6. Help your audience visualize the numbers.
Help your audience visualize the numbers by turning the unfamiliar into familiar, the abstract into concrete. For example, the total worldwide membership of LinkedIn is approximately 467 million. To help conceptualize this large number, we could say that this is 30 percent more than the entire population of the U.S. By resizing, we might give a sense of the magnitude of a large number.
You can help visualize numbers by using different types of scales such as distance, time, familiar places and things, to name a few.
7. Tell a story to help bring the numbers alive.
One more important point on how to give a presentation involving numbers has to do with storytelling. Remind yourself that data alone rarely inspires. Keep this in mind so you don’t just deliver the numbers.
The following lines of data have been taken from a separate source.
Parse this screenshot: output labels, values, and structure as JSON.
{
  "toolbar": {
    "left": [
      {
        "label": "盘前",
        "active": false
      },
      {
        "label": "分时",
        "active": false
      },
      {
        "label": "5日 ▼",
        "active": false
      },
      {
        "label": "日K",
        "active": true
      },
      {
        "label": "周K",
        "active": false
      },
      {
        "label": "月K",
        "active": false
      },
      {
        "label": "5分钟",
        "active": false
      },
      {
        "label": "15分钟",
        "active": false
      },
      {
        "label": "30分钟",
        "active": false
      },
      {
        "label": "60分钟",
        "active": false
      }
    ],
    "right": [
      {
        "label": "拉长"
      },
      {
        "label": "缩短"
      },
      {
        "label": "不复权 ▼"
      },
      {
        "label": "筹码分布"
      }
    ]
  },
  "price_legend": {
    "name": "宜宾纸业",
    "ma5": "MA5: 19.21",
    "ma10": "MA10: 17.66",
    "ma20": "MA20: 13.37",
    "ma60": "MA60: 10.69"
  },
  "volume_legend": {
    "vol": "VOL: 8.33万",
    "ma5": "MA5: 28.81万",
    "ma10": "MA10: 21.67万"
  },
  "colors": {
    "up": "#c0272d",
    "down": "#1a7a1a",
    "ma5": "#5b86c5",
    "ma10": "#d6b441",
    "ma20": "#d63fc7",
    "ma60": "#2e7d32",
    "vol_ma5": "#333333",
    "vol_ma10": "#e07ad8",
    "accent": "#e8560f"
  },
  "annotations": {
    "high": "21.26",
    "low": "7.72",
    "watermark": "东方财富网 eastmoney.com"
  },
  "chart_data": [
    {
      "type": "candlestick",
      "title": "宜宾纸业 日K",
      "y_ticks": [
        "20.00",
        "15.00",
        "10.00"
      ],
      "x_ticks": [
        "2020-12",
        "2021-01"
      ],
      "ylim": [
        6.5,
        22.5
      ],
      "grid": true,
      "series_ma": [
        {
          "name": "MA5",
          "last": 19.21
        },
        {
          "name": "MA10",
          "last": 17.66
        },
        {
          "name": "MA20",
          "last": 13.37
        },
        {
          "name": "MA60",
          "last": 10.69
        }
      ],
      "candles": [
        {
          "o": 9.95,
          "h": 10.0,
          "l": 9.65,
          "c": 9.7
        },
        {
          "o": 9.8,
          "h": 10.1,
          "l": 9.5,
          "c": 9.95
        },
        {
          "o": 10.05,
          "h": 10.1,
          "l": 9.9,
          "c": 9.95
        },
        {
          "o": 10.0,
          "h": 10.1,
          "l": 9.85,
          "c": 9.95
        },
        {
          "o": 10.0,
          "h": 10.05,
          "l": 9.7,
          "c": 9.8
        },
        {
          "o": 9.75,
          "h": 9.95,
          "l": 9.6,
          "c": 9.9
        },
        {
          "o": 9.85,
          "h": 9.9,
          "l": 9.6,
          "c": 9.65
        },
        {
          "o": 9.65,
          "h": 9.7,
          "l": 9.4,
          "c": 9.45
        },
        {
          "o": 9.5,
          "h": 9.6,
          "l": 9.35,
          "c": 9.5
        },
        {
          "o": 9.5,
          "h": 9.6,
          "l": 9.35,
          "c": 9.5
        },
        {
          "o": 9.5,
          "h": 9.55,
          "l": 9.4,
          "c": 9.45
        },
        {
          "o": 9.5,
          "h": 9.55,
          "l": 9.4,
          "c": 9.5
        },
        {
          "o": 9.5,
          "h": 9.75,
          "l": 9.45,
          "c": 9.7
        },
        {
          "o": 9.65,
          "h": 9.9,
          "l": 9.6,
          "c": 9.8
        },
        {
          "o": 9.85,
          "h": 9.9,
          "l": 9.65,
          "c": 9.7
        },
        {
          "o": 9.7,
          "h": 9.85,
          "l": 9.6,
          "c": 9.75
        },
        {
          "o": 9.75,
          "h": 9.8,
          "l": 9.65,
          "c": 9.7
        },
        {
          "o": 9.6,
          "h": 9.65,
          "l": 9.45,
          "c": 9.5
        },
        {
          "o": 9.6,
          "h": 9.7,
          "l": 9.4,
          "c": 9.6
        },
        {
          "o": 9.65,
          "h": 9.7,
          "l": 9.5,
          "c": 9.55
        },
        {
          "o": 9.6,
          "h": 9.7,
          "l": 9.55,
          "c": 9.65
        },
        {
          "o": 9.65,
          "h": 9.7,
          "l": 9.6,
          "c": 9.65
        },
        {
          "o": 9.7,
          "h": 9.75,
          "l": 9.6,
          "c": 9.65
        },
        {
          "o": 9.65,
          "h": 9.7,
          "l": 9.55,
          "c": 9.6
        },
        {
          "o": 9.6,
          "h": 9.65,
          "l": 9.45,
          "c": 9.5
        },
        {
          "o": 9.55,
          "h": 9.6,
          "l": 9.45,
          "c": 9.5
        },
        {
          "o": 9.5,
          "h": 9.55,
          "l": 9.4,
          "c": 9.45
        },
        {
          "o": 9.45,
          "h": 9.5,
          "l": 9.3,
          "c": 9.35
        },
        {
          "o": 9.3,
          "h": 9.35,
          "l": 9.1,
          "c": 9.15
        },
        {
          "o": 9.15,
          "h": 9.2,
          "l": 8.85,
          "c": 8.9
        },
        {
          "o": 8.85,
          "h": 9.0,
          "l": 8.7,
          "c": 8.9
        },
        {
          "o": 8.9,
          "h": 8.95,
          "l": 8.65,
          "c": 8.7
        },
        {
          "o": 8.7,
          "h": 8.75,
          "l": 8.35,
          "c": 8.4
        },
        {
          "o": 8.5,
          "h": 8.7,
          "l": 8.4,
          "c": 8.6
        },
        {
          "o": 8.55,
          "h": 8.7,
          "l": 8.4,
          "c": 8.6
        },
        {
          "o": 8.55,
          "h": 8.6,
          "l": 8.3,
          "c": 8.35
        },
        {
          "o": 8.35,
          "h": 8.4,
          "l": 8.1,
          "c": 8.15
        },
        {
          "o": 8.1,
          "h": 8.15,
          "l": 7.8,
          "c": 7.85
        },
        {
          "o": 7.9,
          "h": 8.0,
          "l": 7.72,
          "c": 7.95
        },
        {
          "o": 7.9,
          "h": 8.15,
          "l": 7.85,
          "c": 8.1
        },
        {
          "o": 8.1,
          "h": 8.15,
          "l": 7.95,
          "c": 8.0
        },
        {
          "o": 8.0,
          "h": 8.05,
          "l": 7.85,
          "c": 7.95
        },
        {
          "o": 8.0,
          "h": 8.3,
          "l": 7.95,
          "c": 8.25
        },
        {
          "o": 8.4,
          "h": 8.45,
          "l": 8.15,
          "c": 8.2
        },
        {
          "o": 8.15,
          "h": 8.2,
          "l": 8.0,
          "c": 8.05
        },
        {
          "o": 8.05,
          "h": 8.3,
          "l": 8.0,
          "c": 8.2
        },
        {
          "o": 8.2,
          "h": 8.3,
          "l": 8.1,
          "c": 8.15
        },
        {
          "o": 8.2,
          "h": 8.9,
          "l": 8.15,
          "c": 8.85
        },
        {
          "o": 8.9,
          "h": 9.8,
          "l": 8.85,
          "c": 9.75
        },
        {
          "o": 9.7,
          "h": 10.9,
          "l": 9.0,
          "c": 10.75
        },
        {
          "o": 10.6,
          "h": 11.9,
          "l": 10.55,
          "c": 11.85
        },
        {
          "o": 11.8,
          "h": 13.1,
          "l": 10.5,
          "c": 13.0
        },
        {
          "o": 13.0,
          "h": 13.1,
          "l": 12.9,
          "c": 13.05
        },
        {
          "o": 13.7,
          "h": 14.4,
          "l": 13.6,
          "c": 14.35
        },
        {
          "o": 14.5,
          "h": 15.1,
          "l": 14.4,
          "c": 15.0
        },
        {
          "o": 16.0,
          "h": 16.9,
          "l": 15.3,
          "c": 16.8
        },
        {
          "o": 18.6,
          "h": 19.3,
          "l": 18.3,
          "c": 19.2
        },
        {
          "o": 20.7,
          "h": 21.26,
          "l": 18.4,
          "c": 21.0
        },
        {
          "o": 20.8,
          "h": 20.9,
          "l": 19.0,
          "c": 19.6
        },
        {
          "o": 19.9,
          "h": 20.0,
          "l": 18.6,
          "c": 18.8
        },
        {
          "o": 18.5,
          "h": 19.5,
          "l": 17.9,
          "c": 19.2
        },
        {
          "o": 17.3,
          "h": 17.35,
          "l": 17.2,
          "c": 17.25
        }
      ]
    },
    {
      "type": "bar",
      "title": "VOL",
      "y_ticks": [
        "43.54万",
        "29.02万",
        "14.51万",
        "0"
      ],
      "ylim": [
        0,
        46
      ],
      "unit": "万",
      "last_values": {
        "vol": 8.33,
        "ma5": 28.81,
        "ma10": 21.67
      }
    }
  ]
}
Let’s say you’re showing that 30 percent of sales were from new customers while 70 percent were from regular customers. Here’s an opportunity to tell a brief story to support your numbers. For example, you might mention that the high number of regular customers is a strong indication of the degree of success of the service or quality you provide and insert an illustrative customer service story about one of your clients. Ideally, mention the very words the customer actually said when visiting your office or in their written feedback.
Numbers may boost your credibility when you present. They may help you persuade. Know what story you want to tell your constituents and use the numbers to support your story with clarity and integrity.